The results, which sent shares higher in post-market trading, showed broad strength across the company’s business lines. The performance offers a sign that the e-commerce and cloud giant is successfully navigating an economic environment where both consumers and corporate clients remain watchful of their spending.
The company’s earnings easily beat forecasts, providing a clear sign of operational leverage even as it continues to spend heavily on AI infrastructure. According to a recent report, Big Tech hyperscalers including Amazon, Microsoft, and Alphabet are expected to spend approximately $650 billion on capital expenditures in 2026.
AWS Growth Accelerates
The engine of Amazon’s profitability, Amazon Web Services, saw its revenue growth accelerate for the second consecutive quarter. The division posted sales of $36.75 billion, a 25.6 percent increase from a year earlier, according to Zacks Consensus Estimate data. This performance indicates sustained momentum and competitive resilience against rivals like Microsoft’s Azure and Google Cloud.

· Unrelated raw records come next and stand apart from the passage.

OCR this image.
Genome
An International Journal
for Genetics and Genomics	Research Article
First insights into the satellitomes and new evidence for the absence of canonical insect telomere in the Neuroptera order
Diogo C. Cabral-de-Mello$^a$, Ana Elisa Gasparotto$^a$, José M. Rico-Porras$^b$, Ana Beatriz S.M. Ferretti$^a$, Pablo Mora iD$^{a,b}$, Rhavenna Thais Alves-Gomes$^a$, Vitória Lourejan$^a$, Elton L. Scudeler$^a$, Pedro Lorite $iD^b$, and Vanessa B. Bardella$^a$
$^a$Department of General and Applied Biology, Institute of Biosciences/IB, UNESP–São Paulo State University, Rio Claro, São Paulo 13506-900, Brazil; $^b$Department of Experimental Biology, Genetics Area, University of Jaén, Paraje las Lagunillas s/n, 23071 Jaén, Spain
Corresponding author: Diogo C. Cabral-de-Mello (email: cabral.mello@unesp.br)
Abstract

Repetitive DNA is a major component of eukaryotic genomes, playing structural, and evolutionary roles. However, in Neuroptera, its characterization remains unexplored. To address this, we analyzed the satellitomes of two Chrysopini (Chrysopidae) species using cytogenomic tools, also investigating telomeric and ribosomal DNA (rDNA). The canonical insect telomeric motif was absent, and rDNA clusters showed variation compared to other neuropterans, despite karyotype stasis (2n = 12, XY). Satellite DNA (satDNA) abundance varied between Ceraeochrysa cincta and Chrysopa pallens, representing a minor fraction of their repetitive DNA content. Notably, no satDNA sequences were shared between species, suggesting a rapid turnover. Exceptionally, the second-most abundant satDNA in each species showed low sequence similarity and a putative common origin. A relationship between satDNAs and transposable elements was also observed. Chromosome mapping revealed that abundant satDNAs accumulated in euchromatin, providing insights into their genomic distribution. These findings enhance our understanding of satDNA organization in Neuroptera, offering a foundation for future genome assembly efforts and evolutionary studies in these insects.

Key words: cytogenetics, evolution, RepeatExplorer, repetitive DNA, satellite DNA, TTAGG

Exiting the fourth quarter of 2025, AWS had a disclosed backlog of $244 billion, up 40 percent year-over-year, providing strong visibility into future demand. The company has also secured high-profile strategic agreements, including an expanded multi-year partnership with OpenAI, reinforcing its position in the generative AI landscape.
The strong quarter suggests Amazon's costly build-out of AI-focused data centers is translating into tangible growth, with customers increasing their spend on cloud services. The 75 percent year-over-year jump in earnings per share to $2.78 further shows the company is effectively managing costs relative to its revenue growth.
The results may help reassure investors that the heavy capital expenditures are justified. The strong performance from AWS, which held a 28 percent share of the global cloud market in the fourth quarter of 2025 per Synergy Research Group, is critical to funding the company’s broader ambitions in AI and beyond. Investors will now look to the company’s upcoming conference call for guidance on the second quarter and commentary on capital expenditure plans for the remainder of the year.
This article is for informational purposes only and does not constitute investment advice.